Sobre el desastre social, el natural

La Crónica de Chihuahua
Septiembre de 2013, 12:57 pm

(El autor es un chihuahuense nacido en Témoris, Doctor en Desarrollo Económico por la London School of Economics, miembro del Sistema Nacional de Investigadores y profesor-investigador en la División de Ciencias EconómicoAdministrativas de la Universidad Autónoma Chapingo.)

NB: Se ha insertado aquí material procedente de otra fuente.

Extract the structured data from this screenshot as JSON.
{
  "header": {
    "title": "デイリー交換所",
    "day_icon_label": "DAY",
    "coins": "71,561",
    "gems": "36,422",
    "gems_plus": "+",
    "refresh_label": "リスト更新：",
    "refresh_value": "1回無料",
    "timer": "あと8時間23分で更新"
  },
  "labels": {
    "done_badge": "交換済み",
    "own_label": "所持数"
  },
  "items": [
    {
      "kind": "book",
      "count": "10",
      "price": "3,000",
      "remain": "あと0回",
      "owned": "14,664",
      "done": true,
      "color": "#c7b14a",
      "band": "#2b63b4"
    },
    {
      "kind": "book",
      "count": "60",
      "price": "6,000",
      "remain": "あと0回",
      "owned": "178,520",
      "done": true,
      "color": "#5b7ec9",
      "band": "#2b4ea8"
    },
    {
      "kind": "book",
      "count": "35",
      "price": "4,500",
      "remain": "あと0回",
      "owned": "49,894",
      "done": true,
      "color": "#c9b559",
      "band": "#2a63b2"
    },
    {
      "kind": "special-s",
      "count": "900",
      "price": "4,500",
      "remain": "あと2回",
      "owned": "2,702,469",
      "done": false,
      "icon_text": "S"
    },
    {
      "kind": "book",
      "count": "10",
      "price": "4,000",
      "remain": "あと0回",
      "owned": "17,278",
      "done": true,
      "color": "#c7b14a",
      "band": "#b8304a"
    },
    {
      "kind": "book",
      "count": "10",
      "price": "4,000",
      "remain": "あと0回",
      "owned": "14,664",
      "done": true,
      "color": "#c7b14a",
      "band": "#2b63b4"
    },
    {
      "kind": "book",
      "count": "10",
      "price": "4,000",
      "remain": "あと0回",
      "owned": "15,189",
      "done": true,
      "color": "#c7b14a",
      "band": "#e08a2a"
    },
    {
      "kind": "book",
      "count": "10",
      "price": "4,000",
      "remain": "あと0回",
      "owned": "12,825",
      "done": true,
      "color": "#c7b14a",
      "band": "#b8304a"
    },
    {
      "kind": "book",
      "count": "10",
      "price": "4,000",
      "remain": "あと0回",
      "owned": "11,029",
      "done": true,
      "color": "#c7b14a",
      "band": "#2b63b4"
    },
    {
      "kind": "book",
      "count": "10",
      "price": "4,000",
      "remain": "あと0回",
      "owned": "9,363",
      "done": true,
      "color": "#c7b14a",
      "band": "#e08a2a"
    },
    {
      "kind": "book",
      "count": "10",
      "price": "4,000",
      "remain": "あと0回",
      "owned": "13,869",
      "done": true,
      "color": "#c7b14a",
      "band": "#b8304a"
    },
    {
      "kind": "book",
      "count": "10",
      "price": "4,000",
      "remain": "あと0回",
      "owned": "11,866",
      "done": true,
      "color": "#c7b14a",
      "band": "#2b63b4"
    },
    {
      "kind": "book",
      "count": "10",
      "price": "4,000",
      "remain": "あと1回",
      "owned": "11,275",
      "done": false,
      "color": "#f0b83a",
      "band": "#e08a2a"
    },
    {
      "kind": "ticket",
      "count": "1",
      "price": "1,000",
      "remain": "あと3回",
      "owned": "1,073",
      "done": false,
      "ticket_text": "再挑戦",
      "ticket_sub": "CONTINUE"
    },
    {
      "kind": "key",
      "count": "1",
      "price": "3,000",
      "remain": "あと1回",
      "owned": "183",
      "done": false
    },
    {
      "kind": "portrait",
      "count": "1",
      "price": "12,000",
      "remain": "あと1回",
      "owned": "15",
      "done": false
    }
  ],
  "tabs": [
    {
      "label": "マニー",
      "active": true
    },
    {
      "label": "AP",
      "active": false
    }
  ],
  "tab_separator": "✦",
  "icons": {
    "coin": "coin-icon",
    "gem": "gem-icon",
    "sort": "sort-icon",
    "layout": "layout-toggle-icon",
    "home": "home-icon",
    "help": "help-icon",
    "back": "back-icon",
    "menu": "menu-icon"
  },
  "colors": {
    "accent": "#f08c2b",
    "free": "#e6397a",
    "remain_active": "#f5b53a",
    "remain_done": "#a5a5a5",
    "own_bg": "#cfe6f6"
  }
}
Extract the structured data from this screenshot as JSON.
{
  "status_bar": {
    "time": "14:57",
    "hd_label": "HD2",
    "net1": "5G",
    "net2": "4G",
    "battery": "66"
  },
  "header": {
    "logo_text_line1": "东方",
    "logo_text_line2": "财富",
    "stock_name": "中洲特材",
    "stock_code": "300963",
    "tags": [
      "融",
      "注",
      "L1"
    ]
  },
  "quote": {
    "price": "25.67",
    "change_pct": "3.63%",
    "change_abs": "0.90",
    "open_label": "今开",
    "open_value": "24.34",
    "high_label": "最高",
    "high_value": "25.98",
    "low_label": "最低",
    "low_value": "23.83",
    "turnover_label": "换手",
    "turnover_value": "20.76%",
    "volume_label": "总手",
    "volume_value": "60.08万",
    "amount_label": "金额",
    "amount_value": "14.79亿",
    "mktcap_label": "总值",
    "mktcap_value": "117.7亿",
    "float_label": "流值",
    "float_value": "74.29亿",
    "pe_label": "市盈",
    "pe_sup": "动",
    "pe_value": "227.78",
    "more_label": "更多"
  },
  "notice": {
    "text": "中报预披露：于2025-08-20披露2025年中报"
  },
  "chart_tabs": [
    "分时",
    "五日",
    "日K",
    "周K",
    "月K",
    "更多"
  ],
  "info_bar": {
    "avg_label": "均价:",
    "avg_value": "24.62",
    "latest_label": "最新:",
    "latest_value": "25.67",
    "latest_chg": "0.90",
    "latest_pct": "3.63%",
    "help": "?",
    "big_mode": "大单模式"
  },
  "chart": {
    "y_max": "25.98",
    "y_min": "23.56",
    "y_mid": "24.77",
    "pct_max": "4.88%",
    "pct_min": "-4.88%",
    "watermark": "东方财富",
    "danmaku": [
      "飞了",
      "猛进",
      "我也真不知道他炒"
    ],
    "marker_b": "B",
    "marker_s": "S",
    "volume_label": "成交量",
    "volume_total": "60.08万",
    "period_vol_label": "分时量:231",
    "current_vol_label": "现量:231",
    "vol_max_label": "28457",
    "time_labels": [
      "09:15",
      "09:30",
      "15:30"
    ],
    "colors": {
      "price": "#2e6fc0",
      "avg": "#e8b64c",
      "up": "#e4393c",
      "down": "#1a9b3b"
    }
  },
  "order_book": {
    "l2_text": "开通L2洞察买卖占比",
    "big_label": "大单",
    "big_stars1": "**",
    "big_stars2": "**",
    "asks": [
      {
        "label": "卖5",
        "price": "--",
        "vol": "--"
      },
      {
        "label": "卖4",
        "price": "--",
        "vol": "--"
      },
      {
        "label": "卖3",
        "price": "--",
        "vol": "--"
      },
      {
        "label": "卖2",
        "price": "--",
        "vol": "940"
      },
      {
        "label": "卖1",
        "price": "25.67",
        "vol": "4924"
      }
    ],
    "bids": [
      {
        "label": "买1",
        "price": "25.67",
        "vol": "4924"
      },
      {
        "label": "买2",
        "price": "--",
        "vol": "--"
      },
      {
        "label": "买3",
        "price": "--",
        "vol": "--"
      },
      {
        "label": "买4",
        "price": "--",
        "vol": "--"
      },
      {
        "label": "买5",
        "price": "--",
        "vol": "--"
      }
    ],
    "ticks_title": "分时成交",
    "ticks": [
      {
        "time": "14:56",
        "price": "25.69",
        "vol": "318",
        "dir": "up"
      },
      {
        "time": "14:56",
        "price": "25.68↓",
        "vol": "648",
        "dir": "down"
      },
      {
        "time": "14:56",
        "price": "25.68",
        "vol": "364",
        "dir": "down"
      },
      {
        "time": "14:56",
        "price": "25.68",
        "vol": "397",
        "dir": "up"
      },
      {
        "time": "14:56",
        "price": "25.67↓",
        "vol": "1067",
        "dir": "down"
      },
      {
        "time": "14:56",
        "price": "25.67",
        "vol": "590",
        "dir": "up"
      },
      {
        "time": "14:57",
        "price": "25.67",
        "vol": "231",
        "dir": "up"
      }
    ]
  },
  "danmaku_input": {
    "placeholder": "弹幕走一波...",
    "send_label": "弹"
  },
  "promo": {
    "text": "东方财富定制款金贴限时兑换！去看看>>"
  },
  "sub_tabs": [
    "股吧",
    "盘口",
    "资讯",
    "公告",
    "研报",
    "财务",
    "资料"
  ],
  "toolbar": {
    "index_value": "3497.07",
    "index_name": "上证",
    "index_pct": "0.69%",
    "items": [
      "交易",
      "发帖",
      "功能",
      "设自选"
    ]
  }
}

Nuevamente los desastres naturales causan estragos en amplias regiones del país. Desde el fin de la semana pasada y a inicios de la actual, el huracán “Ingrid” por la costa del Golfo de México y la tormenta tropical “Manuel”, desde el Pacífico, provocaron intensas y prolongadas lluvias e inundaciones, ruptura de carreteras y deslaves de cerros; destacan entre las entidades más afectadas: Guerrero, Veracruz, Hidalgo, Puebla y Oaxaca. Doce personas perdieron la vida en Veracruz; en Guerrero ocurrieron 15 fallecimientos, y Acapulco es en estos días zona de desastre; en Hidalgo hubo cuatro decesos, y se registraron más de setenta derrumbes en las carreteras; en Puebla cuatro personas perdieron la vida. Según estimaciones oficiales preliminares, la cifra total de damnificados suma un millón 200 mil personas; y si partimos de que, según INEGI, cada familia tiene cuando menos cuatro integrantes en promedio, resulta que aproximadamente 266 mil hogares se hallan en tal situación.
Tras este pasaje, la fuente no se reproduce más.